Dalam sekali panen, ia menghasilkan 1-3 ton cabai dengan hasil penjualan berkisar Rp 12,5 juta hingga Rp 37,5 juta.
Meski bertahun-tahun menggarap lahan itu, Darto tidak pernah sanggup membeli lahan itu. Saat ini, harga tanah minimal Rp 1 juta per meter persegi. Jika ingin memiliki lahan seluas 2.000 meter persegi yang digarapnya, ia harus menyiapkan dana tak kurang dari Rp 2 miliar. ”Saya tidak sanggup membeli tanah untuk bertani di sini,” ucapnya.
Harga tanah di desa ini sulit dikendalikan karena tingginya minat pembeli lahan di Puncak. Tanah yang digarap Darto, misalnya, sudah dua kali berpindah tangan. ”Selama saya menggarap tanah ini, sudah dua kali tanah ini berpindah tangan,” katanya.

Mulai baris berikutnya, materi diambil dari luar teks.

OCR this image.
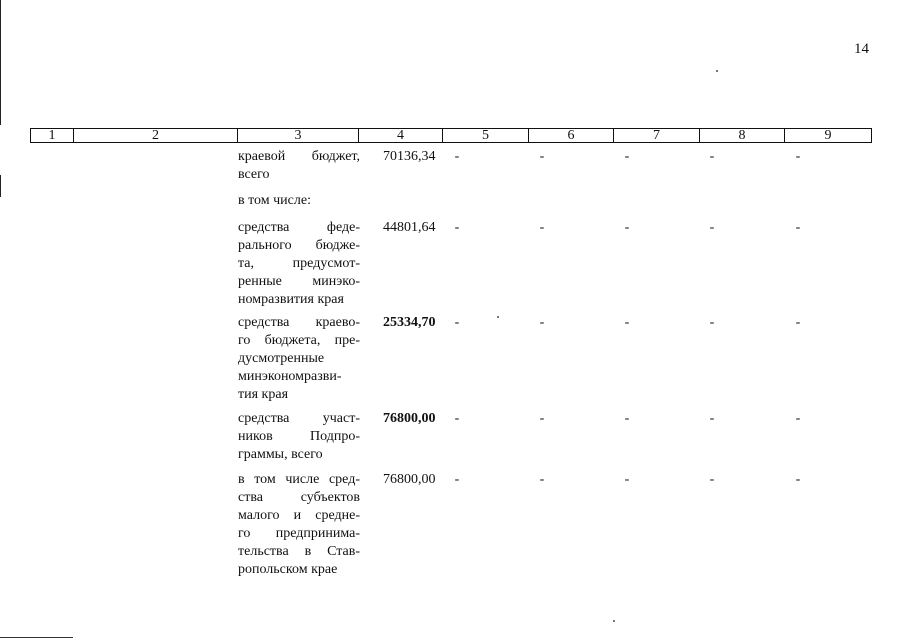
14
1	2	3	4	5	6	7	8	9
краевой бюджет,
всего
70136,34	-	-	-	-	-
в том числе:
средства феде-
рального бюдже-
та, предусмот-
ренные минэко-
номразвития края
44801,64	-	-	-	-	-
средства краево-
го бюджета, пре-
дусмотренные
минэкономразви-
тия края
25334,70	-	-	-	-	-
средства участ-
ников Подпро-
граммы, всего
76800,00	-	-	-	-	-
в том числе сред-
ства субъектов
малого и средне-
го предпринима-
тельства в Став-
ропольском крае
76800,00	-	-	-	-	-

Untuk bertani, lanjut Alwansyah, warga hanya dapat memanfaatkan lahan tidur di desanya yang telah dimiliki orang luar desa. Pemilik lahan ada yang dari Jakarta atau kota lain.
Merambah hutan
Sekitar 10 kilometer (km) di utara Desa Sukagalih, tepatnya di Desa Tugu Utara, Kecamatan Cisarua, kondisinya tidak jauh berbeda. Sebagian warga setempat pernah menjadi perambah hutan, seperti ditemukan di Kampung Cibulao. Sekitar 5-10 tahun lalu, warga Kampung Cibulao masih banyak orang merambah hutan, menebang pohon untuk dijual atau dipakai sebagai kayu bakar.
Warga terpaksa merambah hutan karena penghasilan sebagai pemetik teh kurang dari Rp 30.000 per hari. Saat ini, upah pemetik teh di Desa Tugu Utara yang dikelola oleh PT Sumber Sari Bumi Pakuan naik menjadi Rp 32.500 per hari, tetapi tetap tidak memadai karena dalam sebulan hanya sekitar Rp 600.000 setelah dipotong hari libur.
”Dulu untuk memenuhi kebutuhan yang kurang dari perkebunan kami ambil dari hutan,” ujar Hendi (35), warga setempat.
Namun, sejak Kelompok Tani Hutan Cibulao berhasil mengajak warga kampung menanam pohon kopi sebagai upaya konservasi, lambat laun warga tak lagi merambah hutan.
”Untuk menghijaukan hutan, kami tidak hanya menanam kopi, tetapi juga tanaman keras lainnya, seperti alpukat. Kami juga menyediakan wisata alam, jelajah hutan dengan sepeda,” lanjutnya.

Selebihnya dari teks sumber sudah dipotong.